A big glass of Southern Comfort

Tennessee Williams, considered by many to be the pre-eminent Southern playwright of all time, scored his first resounding success with the play “The Glass Menagerie.”

And so the play will begin its local tour of duty tonight at the U’s Babcock Theatre.

A semiautobiographical exploration of Williams’ early life, “Menagerie” centers on a mother and her two children-Tom (the son) and his sister Laura.

Tom works in a warehouse, and pens poems at night (as Tennessee Williams did in his youth) and the reticent and reclusive Laura exists in a dream realm with her glass menagerie.

For those of you wondering what a menagerie is, it’s a collection of wild animals.

Williams’ depictions of loss and memory are interwoven into the family’s struggles and “The Glass Menagerie’s” illusory, dreamy atmosphere prompts its being called a “memory play.”
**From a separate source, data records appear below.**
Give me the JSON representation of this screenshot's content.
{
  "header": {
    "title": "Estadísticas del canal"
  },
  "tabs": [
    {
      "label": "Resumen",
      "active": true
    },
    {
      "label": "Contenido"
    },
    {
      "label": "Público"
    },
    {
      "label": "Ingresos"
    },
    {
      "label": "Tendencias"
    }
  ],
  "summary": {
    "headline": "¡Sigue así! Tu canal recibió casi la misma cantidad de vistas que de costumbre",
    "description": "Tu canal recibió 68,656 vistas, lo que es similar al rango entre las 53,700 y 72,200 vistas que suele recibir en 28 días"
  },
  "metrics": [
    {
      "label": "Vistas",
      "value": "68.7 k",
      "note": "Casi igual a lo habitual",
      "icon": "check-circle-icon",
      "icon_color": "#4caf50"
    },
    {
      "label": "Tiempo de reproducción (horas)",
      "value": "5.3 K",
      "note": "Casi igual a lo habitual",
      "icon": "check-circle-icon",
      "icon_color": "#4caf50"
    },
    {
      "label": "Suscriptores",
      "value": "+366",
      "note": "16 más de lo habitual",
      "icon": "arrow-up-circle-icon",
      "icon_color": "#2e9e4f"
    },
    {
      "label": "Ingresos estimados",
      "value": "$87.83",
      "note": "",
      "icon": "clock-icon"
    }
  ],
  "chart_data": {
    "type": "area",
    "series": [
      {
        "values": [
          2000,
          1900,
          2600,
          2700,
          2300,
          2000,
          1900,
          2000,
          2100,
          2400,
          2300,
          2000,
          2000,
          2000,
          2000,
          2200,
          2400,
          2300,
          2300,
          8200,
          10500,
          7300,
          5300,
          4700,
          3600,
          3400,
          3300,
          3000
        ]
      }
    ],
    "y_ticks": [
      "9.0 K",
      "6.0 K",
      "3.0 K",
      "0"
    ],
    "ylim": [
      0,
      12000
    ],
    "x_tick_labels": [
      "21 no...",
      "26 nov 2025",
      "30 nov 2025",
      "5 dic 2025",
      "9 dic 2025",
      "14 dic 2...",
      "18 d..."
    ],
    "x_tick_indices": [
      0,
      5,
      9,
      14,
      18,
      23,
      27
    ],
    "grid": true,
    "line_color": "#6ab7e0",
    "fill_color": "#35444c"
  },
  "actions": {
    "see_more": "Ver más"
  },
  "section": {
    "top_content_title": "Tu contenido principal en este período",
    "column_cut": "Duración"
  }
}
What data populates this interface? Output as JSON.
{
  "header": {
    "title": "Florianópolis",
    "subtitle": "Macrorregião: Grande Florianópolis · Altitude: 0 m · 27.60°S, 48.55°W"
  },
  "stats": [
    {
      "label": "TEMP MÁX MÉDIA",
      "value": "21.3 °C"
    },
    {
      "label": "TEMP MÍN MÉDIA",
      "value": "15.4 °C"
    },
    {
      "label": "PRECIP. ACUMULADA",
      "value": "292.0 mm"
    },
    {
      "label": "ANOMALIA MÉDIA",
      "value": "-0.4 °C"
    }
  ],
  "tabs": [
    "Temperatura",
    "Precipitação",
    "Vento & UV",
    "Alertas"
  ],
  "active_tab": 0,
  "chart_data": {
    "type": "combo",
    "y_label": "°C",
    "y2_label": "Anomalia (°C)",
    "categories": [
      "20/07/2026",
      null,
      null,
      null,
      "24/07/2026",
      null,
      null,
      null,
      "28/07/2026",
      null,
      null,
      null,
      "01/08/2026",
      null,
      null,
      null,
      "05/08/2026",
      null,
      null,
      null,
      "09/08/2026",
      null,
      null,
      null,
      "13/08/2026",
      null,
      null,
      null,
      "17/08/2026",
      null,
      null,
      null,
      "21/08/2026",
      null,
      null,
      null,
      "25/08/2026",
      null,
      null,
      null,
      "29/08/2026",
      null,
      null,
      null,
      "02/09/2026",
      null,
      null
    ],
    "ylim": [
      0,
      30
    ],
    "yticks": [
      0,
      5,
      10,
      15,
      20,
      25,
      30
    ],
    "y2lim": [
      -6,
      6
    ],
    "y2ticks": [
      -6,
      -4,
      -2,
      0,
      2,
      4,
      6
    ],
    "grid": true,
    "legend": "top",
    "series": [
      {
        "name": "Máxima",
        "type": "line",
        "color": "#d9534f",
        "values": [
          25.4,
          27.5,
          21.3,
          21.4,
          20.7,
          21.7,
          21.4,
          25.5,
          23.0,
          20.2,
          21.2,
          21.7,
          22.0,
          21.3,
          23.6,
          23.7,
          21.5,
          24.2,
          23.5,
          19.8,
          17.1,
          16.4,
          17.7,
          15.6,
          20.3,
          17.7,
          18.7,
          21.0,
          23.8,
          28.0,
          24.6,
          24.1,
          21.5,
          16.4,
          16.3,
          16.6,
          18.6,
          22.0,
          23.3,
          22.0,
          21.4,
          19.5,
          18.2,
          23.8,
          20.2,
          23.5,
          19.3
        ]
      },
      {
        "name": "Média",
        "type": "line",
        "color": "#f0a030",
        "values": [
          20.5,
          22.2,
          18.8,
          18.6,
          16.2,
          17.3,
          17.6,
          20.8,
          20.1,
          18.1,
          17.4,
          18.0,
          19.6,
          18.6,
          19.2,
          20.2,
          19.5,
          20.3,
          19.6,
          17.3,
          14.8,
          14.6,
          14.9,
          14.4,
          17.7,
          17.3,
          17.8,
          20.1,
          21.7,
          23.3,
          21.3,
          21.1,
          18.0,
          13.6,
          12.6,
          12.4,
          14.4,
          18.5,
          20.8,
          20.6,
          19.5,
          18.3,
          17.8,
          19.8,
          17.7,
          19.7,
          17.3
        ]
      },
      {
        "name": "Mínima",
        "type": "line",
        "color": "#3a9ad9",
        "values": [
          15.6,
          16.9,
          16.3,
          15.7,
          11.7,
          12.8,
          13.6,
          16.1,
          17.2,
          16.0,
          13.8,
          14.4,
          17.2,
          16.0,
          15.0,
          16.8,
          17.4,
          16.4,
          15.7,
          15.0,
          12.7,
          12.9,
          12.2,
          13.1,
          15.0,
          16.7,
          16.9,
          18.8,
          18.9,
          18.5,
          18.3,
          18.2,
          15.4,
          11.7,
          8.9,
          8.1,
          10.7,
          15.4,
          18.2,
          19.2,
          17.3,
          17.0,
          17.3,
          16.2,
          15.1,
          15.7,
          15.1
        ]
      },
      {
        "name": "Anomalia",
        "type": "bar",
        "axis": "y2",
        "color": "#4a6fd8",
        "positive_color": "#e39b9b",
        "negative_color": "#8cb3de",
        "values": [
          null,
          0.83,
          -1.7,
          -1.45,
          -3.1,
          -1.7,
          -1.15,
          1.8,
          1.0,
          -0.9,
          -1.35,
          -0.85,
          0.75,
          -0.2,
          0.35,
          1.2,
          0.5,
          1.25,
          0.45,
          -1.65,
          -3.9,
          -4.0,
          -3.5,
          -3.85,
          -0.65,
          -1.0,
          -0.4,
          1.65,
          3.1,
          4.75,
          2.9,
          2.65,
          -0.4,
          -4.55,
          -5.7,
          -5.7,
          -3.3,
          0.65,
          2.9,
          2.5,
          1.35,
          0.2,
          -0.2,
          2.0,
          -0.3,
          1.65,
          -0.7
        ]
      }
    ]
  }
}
“Menagerie” director Ron Frederickson performed in the Babcock Theatre’s first production, “Rhinoceros.”

Now an adjunct professor with the U’s theatre department, Frederickson has directed more than 80 plays and musicals.

Students are advised to take this opportunity to see a timeless Tennessee Williams play performed and directed by U affiliates for the comfortable cost of $6 (student rate) or $12 (non-student rate).